Language models are developing a more nuanced grasp of situational awareness through extensive pre-training on textual data. This enables them to comprehend the situational context of documents and discern subtle relationships between concepts.
If current trends continue, intelligent document processing has the potential to automate most routine paperwork tasks and free up employees to focus on more strategic work. Great leaps in machine comprehension are poised to transform how we interact with information.
Conclusion: Using Docsumo for Intelligent Document Processing
Important operational processes in industries like insurance and finance often rely on intensive manual document processing. Sifting through paperwork to extract key data points can take time and effort. This wasteful process hinders organizations' ability to make timely decisions. Without streamlined document workflows, companies across industries struggle to keep pace with growing volumes and regulatory demands.
That's where Docsumo's intelligent document-processing solutions come in. Using powerful machine learning and AI, Docsumo can automatically extract structured data from complex insurance documents and financial forms with over 95% accuracy. This dramatically reduces manual handling times and allows organizations to refocus resources on more strategic work.
Docsumo provides pre-built APIs configured for common document types, eliminating lengthy model training. Customers simply upload their documents to immediately leverage Docsumo's intelligent extraction and validation capabilities.
Learn how you can pre-process documents using Docsumo.
Frequently Asked Questions
What is the need for intelligent document processing?
Intelligent Document Processing reduces overhead costs, and helps automate tasks, thereby eliminating the burden of repetition.
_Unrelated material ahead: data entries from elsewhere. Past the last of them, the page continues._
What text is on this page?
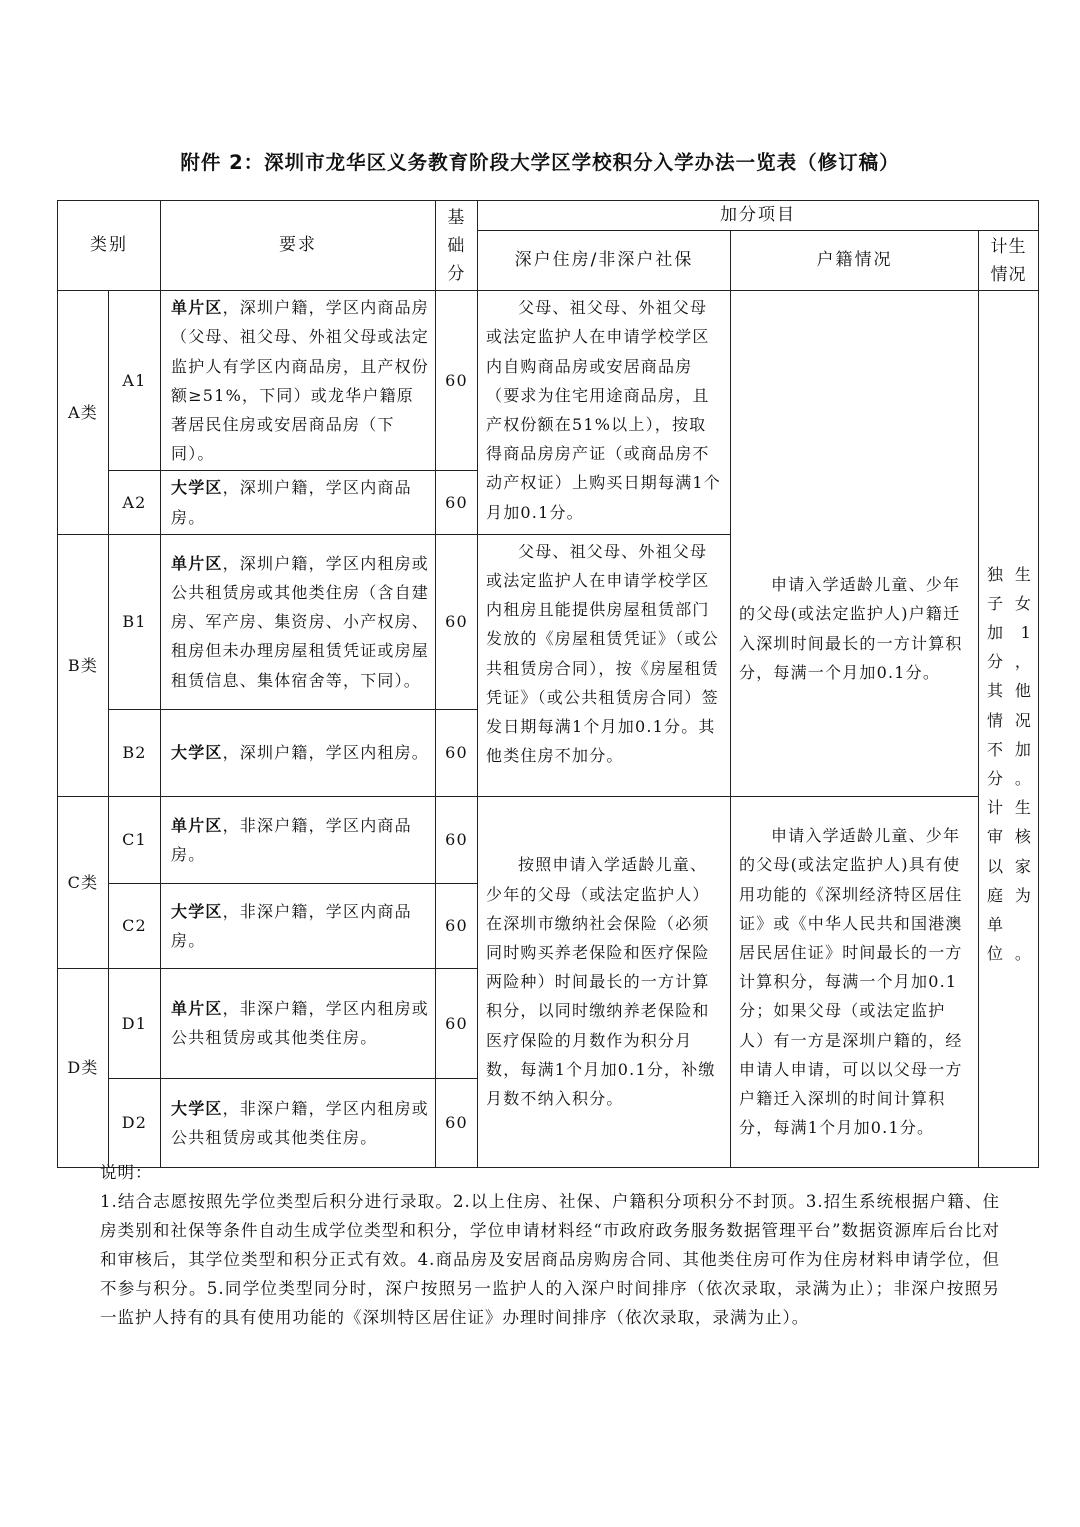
附件 2：深圳市龙华区义务教育阶段大学区学校积分入学办法一览表（修订稿）
类别		要求	基
础
分	加分项目		
				深户住房/非深户社保	户籍情况	计生
情况
A类	A1	单片区，深圳户籍，学区内商品房（父母、祖父母、外祖父母或法定监护人有学区内商品房，且产权份额≥51%，下同）或龙华户籍原著居民住房或安居商品房（下同）。	60	父母、祖父母、外祖父母或法定监护人在申请学校学区内自购商品房或安居商品房（要求为住宅用途商品房，且产权份额在51%以上），按取得商品房房产证（或商品房不动产权证）上购买日期每满1个月加0.1分。	申请入学适龄儿童、少年的父母(或法定监护人)户籍迁入深圳时间最长的一方计算积分，每满一个月加0.1分。	独生子女加1分，其他情况不加分。计生审核以家庭为单位。
	A2	大学区，深圳户籍，学区内商品房。	60			
B类	B1	单片区，深圳户籍，学区内租房或公共租赁房或其他类住房（含自建房、军产房、集资房、小产权房、租房但未办理房屋租赁凭证或房屋租赁信息、集体宿舍等，下同）。	60	父母、祖父母、外祖父母或法定监护人在申请学校学区内租房且能提供房屋租赁部门发放的《房屋租赁凭证》（或公共租赁房合同），按《房屋租赁凭证》（或公共租赁房合同）签发日期每满1个月加0.1分。其他类住房不加分。		
	B2	大学区，深圳户籍，学区内租房。	60			
C类	C1	单片区，非深户籍，学区内商品房。	60	按照申请入学适龄儿童、少年的父母（或法定监护人）在深圳市缴纳社会保险（必须同时购买养老保险和医疗保险两险种）时间最长的一方计算积分，以同时缴纳养老保险和医疗保险的月数作为积分月数，每满1个月加0.1分，补缴月数不纳入积分。	申请入学适龄儿童、少年的父母(或法定监护人)具有使用功能的《深圳经济特区居住证》或《中华人民共和国港澳居民居住证》时间最长的一方计算积分，每满一个月加0.1分；如果父母（或法定监护人）有一方是深圳户籍的，经申请人申请，可以以父母一方户籍迁入深圳的时间计算积分，每满1个月加0.1分。	
	C2	大学区，非深户籍，学区内商品房。	60			
D类	D1	单片区，非深户籍，学区内租房或公共租赁房或其他类住房。	60			
	D2	大学区，非深户籍，学区内租房或公共租赁房或其他类住房。	60			
说明：
1.结合志愿按照先学位类型后积分进行录取。2.以上住房、社保、户籍积分项积分不封顶。3.招生系统根据户籍、住房类别和社保等条件自动生成学位类型和积分，学位申请材料经“市政府政务服务数据管理平台”数据资源库后台比对和审核后，其学位类型和积分正式有效。4.商品房及安居商品房购房合同、其他类住房可作为住房材料申请学位，但不参与积分。5.同学位类型同分时，深户按照另一监护人的入深户时间排序（依次录取，录满为止）；非深户按照另一监护人持有的具有使用功能的《深圳特区居住证》办理时间排序（依次录取，录满为止）。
You don't even have to worry about errors anymore, as IDP is known for being accurate.
How does AI contribute to making IDP more efficient and autonomous?
AI elevates the efficiency of IDP by making the best use of NLP, machine learning, and advanced algorithms.
What security measures can we expect in future IDP solutions to protect sensitive information?
In the future of intelligent document processing, you can expect innovative encryption methods and multi-factor authentication. You can even expect secured access limitations to protect important and sensitive data.
What is the CAGR of intelligent document processing?
The compound annual growth rate is expected to be 28.9% from 2023 to 2032. Currently valued at USD 1.38 billion, the IDP market is projected to expand at a CAGR of 30.12% and reach USD 11.34 billion by 2030.